21. Com relevância para a decisão desta primeira questão há que atender ao disposto no artigo 106º do Código de Procedimento Administrativo (CPA), aplicável ex vi alínea d) do artigo 2º do CPPT, o qual dispõe que «a reclamação graciosa presume-se indeferida para efeito de impugnação judicial após o termo do prazo legal de decisão pelo órgão competente.» Por sua vez, cabe ao artigo 57º da Lei Geral Tributária (LGT) definir o prazo, que é de quatro meses, para se presumir o indeferimento tácito, condição que visa permitir ao sujeito passivo aceder à via impugnatória para defesa dos seus direitos e garantias, em cumprimento do princípio da tutela jurisdicional efetiva.
22. Por último, é hoje pacífico (e nem sequer é questão controvertida nos presentes autos) que o processo arbitral é uma alternativa ao processo de impugnação.
Nos termos do disposto no artigo 10.º, n.º 1, do RJAT «o pedido de constituição de tribunal arbitral é apresentado: a) No prazo de 90 dias, contado a partir dos factos previstos nos n.ºs 1 e 2 do artigo 102.º do Código de Procedimento e de Processo Tributário, quanto aos actos susceptíveis de impugnação autónoma e, bem assim, da notificação da decisão ou do termo do prazo legal de decisão do recurso hierárquico.»

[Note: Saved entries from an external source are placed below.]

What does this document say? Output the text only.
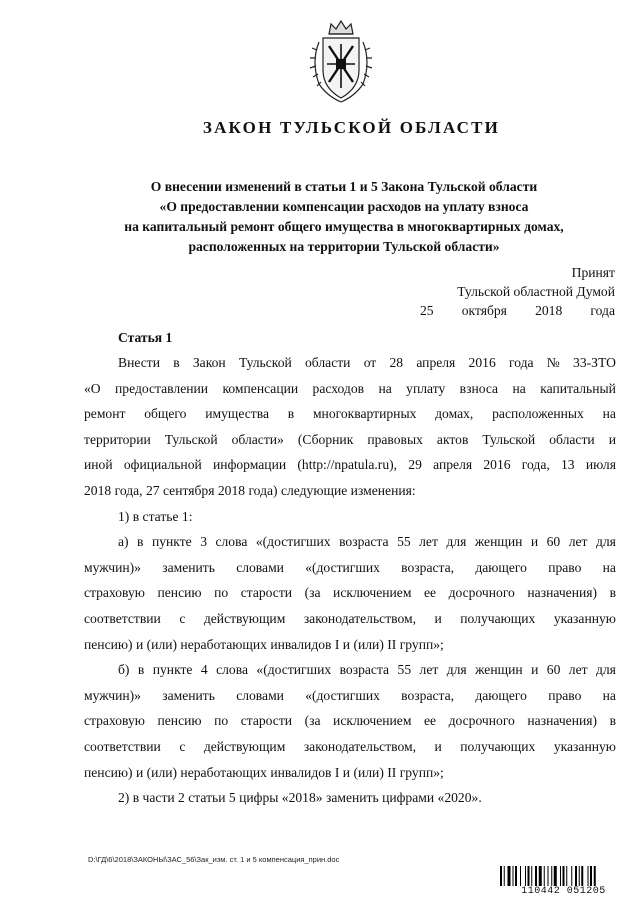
ЗАКОН ТУЛЬСКОЙ ОБЛАСТИ
О внесении изменений в статьи 1 и 5 Закона Тульской области
«О предоставлении компенсации расходов на уплату взноса
на капитальный ремонт общего имущества в многоквартирных домах,
расположенных на территории Тульской области»
Принят
Тульской областной Думой
25 октября 2018 года
Статья 1
Внести в Закон Тульской области от 28 апреля 2016 года № 33-ЗТО
«О предоставлении компенсации расходов на уплату взноса на капитальный
ремонт общего имущества в многоквартирных домах, расположенных на
территории Тульской области» (Сборник правовых актов Тульской области и
иной официальной информации (http://npatula.ru), 29 апреля 2016 года, 13 июля
2018 года, 27 сентября 2018 года) следующие изменения:
1) в статье 1:
а) в пункте 3 слова «(достигших возраста 55 лет для женщин и 60 лет для
мужчин)» заменить словами «(достигших возраста, дающего право на
страховую пенсию по старости (за исключением ее досрочного назначения) в
соответствии с действующим законодательством, и получающих указанную
пенсию) и (или) неработающих инвалидов I и (или) II групп»;
б) в пункте 4 слова «(достигших возраста 55 лет для женщин и 60 лет для
мужчин)» заменить словами «(достигших возраста, дающего право на
страховую пенсию по старости (за исключением ее досрочного назначения) в
соответствии с действующим законодательством, и получающих указанную
пенсию) и (или) неработающих инвалидов I и (или) II групп»;
2) в части 2 статьи 5 цифры «2018» заменить цифрами «2020».
D:\ГД\6\2018\ЗАКОНЫ\ЗАС_56\Зак_изм. ст. 1 и 5 компенсация_прин.doc
110442 051205
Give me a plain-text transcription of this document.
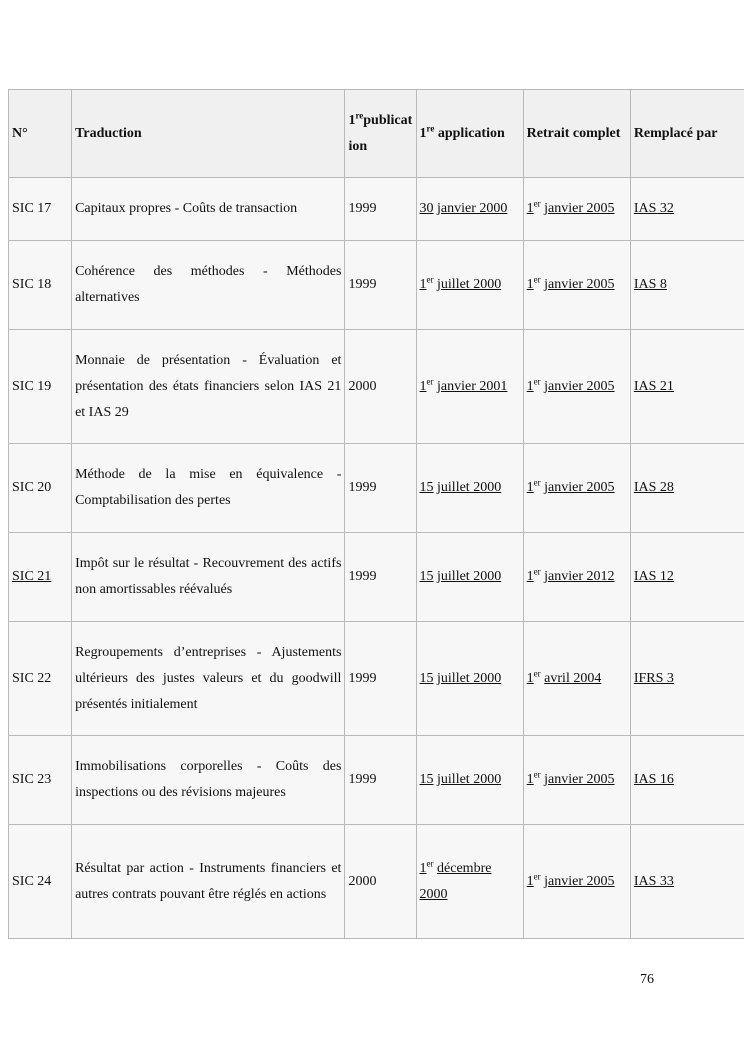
N°	Traduction	1republication	1re application	Retrait complet	Remplacé par
SIC 17	Capitaux propres - Coûts de transaction	1999	30 janvier 2000	1er janvier 2005	IAS 32
SIC 18	Cohérence des méthodes - Méthodes alternatives	1999	1er juillet 2000	1er janvier 2005	IAS 8
SIC 19	Monnaie de présentation - Évaluation et présentation des états financiers selon IAS 21 et IAS 29	2000	1er janvier 2001	1er janvier 2005	IAS 21
SIC 20	Méthode de la mise en équivalence - Comptabilisation des pertes	1999	15 juillet 2000	1er janvier 2005	IAS 28
SIC 21	Impôt sur le résultat - Recouvrement des actifs non amortissables réévalués	1999	15 juillet 2000	1er janvier 2012	IAS 12
SIC 22	Regroupements d’entreprises - Ajustements ultérieurs des justes valeurs et du goodwill présentés initialement	1999	15 juillet 2000	1er avril 2004	IFRS 3
SIC 23	Immobilisations corporelles - Coûts des inspections ou des révisions majeures	1999	15 juillet 2000	1er janvier 2005	IAS 16
SIC 24	Résultat par action - Instruments financiers et autres contrats pouvant être réglés en actions	2000	1er décembre 2000	1er janvier 2005	IAS 33
76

Como se vê, esta norma prevê, por remissão para o artigo 102.º do CPPT, vários termos iniciais do prazo de apresentação do pedido de constituição do tribunal arbitral.
Por sua vez, na alínea d) do n.º 1 do artigo 102.º do CPPT, prevê-se como termo inicial desse prazo a «formação da presunção de indeferimento tácito».
No caso em apreço, está a ser impugnada uma liquidação de IMI de 2017, na sequência de indeferimento tácito que se formou sobre o pedido de revisão desta mesma liquidação, apresentado em 22-04-2021. Logo, é a partir do momento em que se forma esse indeferimento tácito que se conta o prazo para apresentação de pedido de constituição do tribunal arbitral.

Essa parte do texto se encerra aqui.